There is a comfort found in hymns that anchors us when times are rough. When well-conceived, and grown mature through echoing the thought of Scripture, they circle in the mind when sermons fade. Who hasn’t known some aged loved one—lost, it seems to all cognition—still singing hymns deep-planted in the soul?
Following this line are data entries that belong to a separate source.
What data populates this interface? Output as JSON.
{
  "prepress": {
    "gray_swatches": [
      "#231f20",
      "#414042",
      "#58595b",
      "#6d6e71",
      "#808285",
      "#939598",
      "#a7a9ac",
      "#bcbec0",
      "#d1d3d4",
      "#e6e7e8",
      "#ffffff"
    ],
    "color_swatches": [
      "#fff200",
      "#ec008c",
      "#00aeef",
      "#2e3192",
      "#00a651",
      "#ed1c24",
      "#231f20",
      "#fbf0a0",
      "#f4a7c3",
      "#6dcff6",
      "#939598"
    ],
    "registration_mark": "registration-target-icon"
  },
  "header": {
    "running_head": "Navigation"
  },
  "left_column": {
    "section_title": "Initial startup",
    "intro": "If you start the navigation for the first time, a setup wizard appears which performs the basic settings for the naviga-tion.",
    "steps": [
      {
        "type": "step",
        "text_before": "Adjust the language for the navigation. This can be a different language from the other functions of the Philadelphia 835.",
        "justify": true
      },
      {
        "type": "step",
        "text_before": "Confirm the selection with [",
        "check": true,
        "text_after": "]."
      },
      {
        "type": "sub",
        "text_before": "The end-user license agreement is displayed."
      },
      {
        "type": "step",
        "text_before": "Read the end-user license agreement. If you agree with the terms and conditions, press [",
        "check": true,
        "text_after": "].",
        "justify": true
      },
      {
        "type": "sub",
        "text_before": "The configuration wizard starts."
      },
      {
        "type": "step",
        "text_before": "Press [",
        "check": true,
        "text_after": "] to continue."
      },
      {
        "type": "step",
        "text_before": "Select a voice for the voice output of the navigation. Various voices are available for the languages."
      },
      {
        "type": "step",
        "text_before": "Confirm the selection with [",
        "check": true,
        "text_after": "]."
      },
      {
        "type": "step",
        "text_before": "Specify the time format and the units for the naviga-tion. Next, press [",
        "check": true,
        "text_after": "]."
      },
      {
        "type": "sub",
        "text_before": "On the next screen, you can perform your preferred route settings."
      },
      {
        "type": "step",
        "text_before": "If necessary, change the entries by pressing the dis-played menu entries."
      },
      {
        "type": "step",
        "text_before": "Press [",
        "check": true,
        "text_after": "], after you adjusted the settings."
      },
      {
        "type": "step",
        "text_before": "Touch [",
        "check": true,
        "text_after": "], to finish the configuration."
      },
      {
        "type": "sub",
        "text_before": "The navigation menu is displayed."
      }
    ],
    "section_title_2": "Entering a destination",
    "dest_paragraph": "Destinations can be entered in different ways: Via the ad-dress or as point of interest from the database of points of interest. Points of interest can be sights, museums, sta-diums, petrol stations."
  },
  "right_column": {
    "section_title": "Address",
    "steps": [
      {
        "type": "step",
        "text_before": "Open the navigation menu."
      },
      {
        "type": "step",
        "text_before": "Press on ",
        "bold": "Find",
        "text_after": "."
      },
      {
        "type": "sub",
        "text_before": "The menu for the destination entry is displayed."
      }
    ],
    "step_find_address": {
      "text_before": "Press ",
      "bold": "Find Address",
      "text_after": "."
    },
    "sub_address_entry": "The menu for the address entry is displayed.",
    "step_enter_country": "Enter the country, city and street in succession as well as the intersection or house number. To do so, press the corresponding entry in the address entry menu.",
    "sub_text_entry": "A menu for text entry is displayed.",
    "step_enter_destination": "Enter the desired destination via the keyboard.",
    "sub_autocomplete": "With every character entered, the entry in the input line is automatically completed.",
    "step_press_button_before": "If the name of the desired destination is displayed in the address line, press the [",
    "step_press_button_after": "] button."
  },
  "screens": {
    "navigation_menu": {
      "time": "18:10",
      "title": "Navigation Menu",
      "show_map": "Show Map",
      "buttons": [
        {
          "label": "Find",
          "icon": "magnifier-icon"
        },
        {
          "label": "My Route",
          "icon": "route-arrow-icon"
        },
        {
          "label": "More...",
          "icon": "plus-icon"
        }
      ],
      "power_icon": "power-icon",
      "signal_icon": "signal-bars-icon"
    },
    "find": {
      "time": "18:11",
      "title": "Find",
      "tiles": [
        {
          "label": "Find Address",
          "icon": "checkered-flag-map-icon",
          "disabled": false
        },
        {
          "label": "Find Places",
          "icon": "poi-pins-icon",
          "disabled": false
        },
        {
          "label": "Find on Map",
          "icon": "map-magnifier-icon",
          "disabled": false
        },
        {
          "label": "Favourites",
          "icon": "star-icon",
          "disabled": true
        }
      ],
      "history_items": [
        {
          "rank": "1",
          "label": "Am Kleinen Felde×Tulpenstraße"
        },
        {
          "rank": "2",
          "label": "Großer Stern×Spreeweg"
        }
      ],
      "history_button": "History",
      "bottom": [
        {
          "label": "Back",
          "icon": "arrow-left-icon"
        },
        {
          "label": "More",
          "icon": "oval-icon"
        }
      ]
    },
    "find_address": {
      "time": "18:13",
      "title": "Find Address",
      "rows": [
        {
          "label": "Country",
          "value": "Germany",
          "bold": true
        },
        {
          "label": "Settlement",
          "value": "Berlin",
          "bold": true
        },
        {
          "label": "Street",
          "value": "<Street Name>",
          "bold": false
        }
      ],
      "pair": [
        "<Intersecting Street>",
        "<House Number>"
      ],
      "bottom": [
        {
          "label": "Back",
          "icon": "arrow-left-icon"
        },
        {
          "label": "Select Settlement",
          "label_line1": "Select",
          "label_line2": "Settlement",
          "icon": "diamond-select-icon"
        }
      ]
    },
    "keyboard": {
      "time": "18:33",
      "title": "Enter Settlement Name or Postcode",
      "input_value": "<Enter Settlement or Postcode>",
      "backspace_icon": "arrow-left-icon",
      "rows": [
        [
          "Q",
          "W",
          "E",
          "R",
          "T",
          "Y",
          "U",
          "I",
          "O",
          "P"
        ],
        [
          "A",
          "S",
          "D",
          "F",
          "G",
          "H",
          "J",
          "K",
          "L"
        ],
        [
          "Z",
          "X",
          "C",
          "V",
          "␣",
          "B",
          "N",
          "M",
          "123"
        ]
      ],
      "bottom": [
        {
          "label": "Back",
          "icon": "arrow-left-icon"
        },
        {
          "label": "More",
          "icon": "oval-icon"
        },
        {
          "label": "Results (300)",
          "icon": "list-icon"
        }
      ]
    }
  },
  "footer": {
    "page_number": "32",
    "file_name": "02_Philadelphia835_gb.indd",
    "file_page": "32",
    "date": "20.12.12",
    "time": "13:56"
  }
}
Because we know hymns—and remember— through the agency of tunes, they stay with us. The words and melodies still merge when our minds are harried by a hundred grim distractions, or when our fears have got the better of our faith. Somewhere in the basement of our lives we murmur hymns when all the house seems blown away: “Be still, my soul, the Lord is on thy side.”2

This is no argument for older hymns or tunes I like: my preferences are only that. They help me when my days seem bleak, or I forget the promises of Scripture. In all those moments “in between”— while traveling; in waiting rooms; while waiting on short nights for sleep that sometimes never comes— the deep assurances of much-loved hymns provoke my trust and stir my faith. Their genre, age, or rhythmic beat are not essentials of their value. I can rejoice as fully with Andrew Peterson as with Charles Wesley; with Lauren Daigle as with Fanny Crosby. “You say I am loved when I can’t feel a thing; You say I am strong when I think I am weak.”3 “O for a thousand tongues to sing my great Redeemer’s praise.”4

And yet, with all that’s rattled with the earth, I turn again to words—and tune—I learned some 60 years ago: “This is my Father’s world.” These words are both assurance and defiance, comfort when I crave protection, and confrontation with the powers that seem to rule the planet. Like David’s joyous exultation—“The earth is the Lord’s, and all its fullness, the world and those who dwell therein” (Ps. 24:1)—they challenge what the networks doubt, that “above, behind, and through all the play and counterplay of human interest and power and passions, the agencies of the All-merciful One, [are] silently, patiently working out the counsels of His own will.”5

This is my Father’s world:
Oh, let me ne’er forget
That though the wrong seems oft so strong,
God is the ruler yet.

This is a truth I’m tempted to forget when tank battalions smash across the Ukraine border; when Chinese warships prowl the waters off Taiwan; when soaring prices for essentials threaten travel, food and shelter. “He looks on the earth, and it trembles; He touches the hills, and they smoke” (Ps. 104:32).

I sing these words against the news, for God’s unhurried sovereignty seems far away when breaking headlines make us worry about the politics in Pakistan, or unlit corners where White zealots spew their race-laced hate. “A mighty fortress is our God, a bulwark never failing . . .”6 The hymn itself, like the Lord it celebrates, is a “refuge and strength, a very present help in trouble” (Ps. 46:1).

So pick a hymn; engage with it; rehearse it till it seems a prayer. Yours won’t be mine, nor should it be, as though God only could be praised in English, or in twentieth-century lyrics. Make sure it sings with Bible truth and finds a dozen touch-points with the Word. Then let both time and memory do their work until the hymn, though authored by another to someone else’s composition, is fully, finally your own.

You will be singing for a while.

When we’ve been there ten thousand years, Bright shining as the sun,
We’ve no less days to sing God’s praise Than when we’d first begun.

1 Maltbie D. Babcock, “This Is My Father’s World,” 1901.

2 Katharina von Schlegel (translator: Jane Borthwick), “Be Still, My Soul,” 1855.

3 Lauren Daigle, “You Say,” 2018.

4 Charles Wesley, “O for a Thousand Tongues to Sing,”1739.

5 Ellen G. White, Prophets and Kings (Mountain View, Calif.: Pacific Press Pub. Assn., 1917), p. 500.

6 Martin Luther, “A Mighty Fortress Is Our God, “ 1529.

7 John Newton, “Amazing Grace,” 1779.